Si le jean est passé des fermes américaines aux podiums de la Fashion Week, c’est grâce à lui. A presque 70 ans, Renzo Rosso n’est pas peu fier d’avoir fait entrer ce vêtement de travail du XIXe siècle « dans les collections de mode et les garde-robes d’aujourd’hui ». En 1978, l’ancien élève du Marconi Technical Institute de Padoue, où il a étudié les propriétés du textile, travaille pour le fabricant de pantalons Moltex, qui collabore avec différentes marques italiennes de prêt-à-porter. « Mon patron, Adriano Goldschmied, est devenu une sorte de mentor, raconte Rosso, cheveux en pétard et initiales gothiques tatouées sur les phalanges.
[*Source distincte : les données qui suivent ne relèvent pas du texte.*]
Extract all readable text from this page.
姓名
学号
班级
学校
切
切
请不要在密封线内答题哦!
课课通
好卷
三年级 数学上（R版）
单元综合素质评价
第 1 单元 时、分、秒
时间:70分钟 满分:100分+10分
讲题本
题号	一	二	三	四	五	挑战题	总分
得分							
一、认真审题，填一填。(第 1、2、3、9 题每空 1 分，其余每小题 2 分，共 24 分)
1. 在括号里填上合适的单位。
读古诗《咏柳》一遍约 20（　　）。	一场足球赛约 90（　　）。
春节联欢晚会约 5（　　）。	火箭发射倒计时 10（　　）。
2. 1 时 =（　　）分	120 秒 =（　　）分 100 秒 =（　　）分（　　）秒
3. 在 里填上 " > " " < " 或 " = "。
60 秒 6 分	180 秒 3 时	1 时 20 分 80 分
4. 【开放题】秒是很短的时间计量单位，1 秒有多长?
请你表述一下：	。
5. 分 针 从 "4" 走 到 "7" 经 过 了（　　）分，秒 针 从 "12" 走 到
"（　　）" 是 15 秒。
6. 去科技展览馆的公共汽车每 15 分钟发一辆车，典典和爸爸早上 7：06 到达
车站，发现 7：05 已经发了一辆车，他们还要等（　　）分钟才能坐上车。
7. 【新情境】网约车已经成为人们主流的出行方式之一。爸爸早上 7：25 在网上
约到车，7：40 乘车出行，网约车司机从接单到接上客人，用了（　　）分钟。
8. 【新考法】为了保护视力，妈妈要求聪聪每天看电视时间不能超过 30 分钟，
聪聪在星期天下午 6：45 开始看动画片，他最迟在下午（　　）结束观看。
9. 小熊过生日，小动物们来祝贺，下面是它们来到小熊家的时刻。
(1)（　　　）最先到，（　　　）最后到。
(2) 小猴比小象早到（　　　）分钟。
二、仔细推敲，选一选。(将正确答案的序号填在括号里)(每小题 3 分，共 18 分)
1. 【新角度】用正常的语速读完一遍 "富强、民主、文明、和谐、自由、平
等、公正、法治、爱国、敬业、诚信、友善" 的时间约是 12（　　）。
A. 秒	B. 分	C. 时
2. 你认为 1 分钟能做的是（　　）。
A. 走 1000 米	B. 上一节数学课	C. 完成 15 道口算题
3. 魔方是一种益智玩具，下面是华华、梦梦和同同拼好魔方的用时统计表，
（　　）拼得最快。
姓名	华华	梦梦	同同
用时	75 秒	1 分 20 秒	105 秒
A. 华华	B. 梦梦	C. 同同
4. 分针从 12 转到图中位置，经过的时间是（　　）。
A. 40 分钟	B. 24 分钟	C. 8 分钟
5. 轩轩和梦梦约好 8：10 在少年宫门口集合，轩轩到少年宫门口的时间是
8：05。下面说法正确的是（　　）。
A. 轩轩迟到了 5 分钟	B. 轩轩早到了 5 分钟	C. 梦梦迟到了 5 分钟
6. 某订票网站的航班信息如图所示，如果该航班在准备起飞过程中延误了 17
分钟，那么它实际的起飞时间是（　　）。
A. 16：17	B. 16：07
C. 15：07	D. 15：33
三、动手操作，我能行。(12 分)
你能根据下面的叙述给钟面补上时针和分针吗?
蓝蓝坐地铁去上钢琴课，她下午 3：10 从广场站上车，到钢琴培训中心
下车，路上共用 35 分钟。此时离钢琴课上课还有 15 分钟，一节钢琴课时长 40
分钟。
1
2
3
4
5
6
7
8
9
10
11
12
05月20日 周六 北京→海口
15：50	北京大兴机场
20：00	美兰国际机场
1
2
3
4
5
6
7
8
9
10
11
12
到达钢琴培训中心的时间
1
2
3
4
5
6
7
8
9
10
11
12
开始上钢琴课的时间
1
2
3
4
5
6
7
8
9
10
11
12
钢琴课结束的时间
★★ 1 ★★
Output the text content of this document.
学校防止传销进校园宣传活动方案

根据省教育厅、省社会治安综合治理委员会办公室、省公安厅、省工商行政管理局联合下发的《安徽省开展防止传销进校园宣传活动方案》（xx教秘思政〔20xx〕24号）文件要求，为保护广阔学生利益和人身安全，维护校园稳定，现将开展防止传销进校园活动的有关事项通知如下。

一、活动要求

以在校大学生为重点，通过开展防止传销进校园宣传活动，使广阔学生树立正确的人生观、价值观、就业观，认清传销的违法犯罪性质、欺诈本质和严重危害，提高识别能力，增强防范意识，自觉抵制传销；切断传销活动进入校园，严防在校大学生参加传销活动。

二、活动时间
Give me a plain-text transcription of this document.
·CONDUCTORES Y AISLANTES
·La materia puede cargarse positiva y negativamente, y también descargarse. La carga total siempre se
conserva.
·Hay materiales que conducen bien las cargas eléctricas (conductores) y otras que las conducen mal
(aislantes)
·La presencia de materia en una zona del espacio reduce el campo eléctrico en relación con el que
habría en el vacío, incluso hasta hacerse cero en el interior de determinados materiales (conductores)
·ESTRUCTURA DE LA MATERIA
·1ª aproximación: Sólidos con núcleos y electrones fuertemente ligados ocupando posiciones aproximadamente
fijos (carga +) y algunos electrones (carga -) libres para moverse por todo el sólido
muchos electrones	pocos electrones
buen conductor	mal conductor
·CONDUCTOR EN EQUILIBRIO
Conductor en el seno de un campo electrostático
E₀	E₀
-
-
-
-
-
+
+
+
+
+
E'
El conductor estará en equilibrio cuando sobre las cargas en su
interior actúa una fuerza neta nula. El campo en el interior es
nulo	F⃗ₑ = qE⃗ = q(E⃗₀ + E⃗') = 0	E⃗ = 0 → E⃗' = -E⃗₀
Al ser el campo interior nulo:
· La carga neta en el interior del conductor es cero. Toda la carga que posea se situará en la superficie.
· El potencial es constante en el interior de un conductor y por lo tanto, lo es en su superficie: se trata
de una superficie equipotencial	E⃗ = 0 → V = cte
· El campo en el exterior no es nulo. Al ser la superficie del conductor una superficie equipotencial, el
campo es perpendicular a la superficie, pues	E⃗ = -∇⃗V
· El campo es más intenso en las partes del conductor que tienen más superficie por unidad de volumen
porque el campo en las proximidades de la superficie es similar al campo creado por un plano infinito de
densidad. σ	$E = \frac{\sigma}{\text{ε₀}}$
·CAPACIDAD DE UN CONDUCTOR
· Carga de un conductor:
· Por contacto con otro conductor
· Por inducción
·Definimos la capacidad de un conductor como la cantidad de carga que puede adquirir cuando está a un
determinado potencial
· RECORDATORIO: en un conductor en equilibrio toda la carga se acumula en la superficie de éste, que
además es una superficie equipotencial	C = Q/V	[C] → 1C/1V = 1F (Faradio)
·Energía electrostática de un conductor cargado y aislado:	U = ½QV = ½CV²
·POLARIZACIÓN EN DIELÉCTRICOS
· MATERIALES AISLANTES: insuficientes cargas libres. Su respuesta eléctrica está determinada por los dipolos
Lorsque j’ai voulu me mettre à mon compte, il a accepté de lancer avec moi une nouvelle entreprise. Le début de Diesel. » Un nom, prononçable dans toutes les langues, qui sonne comme un pied de nez à la crise pétrolière du moment. Des prix insolents, bien plus élevés que ceux de la concurrence. Et des pubs foutraques, ponctuées d’un slogan qui claque : « Be stupid. » La marque trouve vite sa place dans les dressings de la jeunesse branchée. Sept ans plus tard, Rosso prend 100 % du capital et creuse son sillon, avant de donner libre cours à sa boulimie d’acquisitions.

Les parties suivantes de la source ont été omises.